En 2012, la sénatrice (Union des démocrates et indépendants) de Paris Chantal Jouanno a publié un rapport étayé s’inquiétant de « l’hypersexualisation » des filles de 8 à 12 ans. « Nous n’avions pas conscience que les codes de la pornographie ont envahi notre quotidien », écrit-elle.

On comprend alors pourquoi des porn studies neutres, désengagées, sérieuses deviennent si importantes : il faut éviter les réactions irrationnelles devant une telle inflation d’images sexuelles, sans en nier l’influence quotidienne normative. Des chercheurs tels le philosophe Ruwen Ogien ou le sociologue Michel Bozon se demandent, par exemple, si Chantal Jouanno ne cède pas à une réaction de « panique morale », face à des comportements de jeunes gens dont elle ne comprend plus les codes.
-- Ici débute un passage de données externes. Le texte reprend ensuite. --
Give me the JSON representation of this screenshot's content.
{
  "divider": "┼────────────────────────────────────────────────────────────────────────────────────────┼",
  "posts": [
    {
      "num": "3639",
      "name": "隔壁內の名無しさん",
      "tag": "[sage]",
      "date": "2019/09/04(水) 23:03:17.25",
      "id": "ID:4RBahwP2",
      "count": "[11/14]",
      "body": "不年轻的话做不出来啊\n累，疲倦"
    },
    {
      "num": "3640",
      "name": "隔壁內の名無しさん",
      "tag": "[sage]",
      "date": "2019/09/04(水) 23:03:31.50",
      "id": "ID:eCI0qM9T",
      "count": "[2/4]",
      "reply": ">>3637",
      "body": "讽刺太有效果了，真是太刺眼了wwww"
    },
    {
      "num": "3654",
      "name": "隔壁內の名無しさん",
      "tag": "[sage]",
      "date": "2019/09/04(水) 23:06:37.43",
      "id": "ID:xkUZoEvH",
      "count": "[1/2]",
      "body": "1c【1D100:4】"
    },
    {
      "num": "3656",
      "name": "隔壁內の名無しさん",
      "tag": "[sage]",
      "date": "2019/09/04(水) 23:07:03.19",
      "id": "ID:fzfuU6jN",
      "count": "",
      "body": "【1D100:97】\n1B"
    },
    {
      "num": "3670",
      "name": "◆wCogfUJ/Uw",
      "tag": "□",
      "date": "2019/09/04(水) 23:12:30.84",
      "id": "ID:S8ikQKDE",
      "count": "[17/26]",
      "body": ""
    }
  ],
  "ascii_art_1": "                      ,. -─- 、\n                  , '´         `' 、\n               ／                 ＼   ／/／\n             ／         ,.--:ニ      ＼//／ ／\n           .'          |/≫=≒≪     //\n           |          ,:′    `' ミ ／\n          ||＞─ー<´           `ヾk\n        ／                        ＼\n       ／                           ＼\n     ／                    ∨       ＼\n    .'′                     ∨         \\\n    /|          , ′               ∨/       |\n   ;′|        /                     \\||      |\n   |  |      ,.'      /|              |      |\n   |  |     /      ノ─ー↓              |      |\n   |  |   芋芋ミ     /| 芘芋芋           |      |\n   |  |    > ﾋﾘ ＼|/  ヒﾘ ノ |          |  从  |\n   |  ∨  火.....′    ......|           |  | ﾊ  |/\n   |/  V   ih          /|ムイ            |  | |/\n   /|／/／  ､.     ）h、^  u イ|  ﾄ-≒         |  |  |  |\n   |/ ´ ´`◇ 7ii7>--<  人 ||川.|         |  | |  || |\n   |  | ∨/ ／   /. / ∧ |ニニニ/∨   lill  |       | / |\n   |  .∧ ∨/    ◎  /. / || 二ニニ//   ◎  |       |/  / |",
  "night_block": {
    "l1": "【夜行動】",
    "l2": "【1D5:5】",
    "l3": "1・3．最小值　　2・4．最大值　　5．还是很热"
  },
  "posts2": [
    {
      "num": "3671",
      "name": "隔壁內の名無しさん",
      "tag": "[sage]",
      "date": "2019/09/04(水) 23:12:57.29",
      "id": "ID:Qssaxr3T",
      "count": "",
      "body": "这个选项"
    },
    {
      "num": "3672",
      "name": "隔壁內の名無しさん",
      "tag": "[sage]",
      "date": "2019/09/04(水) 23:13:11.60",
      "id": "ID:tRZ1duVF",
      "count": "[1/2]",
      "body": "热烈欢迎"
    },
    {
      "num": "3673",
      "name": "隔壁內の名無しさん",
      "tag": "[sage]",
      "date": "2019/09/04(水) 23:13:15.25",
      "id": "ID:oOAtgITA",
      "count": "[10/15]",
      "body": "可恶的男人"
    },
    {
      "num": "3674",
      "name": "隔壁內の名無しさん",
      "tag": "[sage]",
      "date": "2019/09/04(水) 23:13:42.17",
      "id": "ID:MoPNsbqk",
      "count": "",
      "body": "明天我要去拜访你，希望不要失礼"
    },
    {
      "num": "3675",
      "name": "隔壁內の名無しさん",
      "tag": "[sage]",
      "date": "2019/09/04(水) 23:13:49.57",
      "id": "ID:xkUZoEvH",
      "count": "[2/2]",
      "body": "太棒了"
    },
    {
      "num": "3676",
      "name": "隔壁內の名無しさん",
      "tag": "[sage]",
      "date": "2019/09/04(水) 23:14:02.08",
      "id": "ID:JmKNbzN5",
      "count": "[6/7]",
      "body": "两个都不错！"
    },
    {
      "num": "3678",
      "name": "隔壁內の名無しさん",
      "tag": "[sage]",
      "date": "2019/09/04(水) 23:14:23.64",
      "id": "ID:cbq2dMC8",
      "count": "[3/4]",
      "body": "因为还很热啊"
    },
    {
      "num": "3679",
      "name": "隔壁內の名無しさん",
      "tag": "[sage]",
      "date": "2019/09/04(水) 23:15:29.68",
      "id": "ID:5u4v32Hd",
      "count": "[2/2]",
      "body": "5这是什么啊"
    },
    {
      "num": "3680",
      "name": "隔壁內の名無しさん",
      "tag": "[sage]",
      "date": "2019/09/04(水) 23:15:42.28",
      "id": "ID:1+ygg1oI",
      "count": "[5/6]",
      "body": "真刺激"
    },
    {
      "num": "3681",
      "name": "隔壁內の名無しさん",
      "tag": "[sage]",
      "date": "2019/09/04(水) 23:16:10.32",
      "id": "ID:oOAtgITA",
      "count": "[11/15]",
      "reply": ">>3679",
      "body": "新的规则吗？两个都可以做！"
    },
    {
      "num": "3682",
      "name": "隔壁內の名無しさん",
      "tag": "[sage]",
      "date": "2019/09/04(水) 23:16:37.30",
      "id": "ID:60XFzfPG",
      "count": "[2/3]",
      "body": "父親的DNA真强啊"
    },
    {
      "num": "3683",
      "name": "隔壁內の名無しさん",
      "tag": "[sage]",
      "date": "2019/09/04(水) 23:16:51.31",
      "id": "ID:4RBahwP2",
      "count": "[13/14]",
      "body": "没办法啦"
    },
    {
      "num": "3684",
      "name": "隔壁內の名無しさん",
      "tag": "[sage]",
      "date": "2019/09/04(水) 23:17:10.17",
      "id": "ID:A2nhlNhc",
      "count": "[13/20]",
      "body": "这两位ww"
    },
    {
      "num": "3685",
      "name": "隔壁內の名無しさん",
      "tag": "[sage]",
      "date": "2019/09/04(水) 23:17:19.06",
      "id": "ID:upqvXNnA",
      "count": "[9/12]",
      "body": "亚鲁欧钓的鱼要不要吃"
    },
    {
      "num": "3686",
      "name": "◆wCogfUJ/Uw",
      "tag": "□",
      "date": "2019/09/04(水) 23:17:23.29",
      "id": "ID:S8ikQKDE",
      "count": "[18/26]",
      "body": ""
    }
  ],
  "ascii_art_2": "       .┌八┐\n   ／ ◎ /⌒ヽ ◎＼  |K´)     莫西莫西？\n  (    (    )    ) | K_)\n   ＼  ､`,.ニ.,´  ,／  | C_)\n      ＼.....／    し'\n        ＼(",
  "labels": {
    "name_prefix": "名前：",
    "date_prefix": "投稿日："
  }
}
Mais, de son côté, Ovidie constate, dans son film-enquête A quoi rêvent les jeunes filles ? (2014) que le cinéma X ­induit chez beaucoup d’adolescentes des normes de performance angoissantes, des obligations sexuelles mal assumées, des injonctions corporelles contraignantes (sexe rasé, seins refaits, etc.). Il était donc grand temps que les porn studies nous aident à réfléchir à cette nouveauté absolue : un monde baigné de pornographie.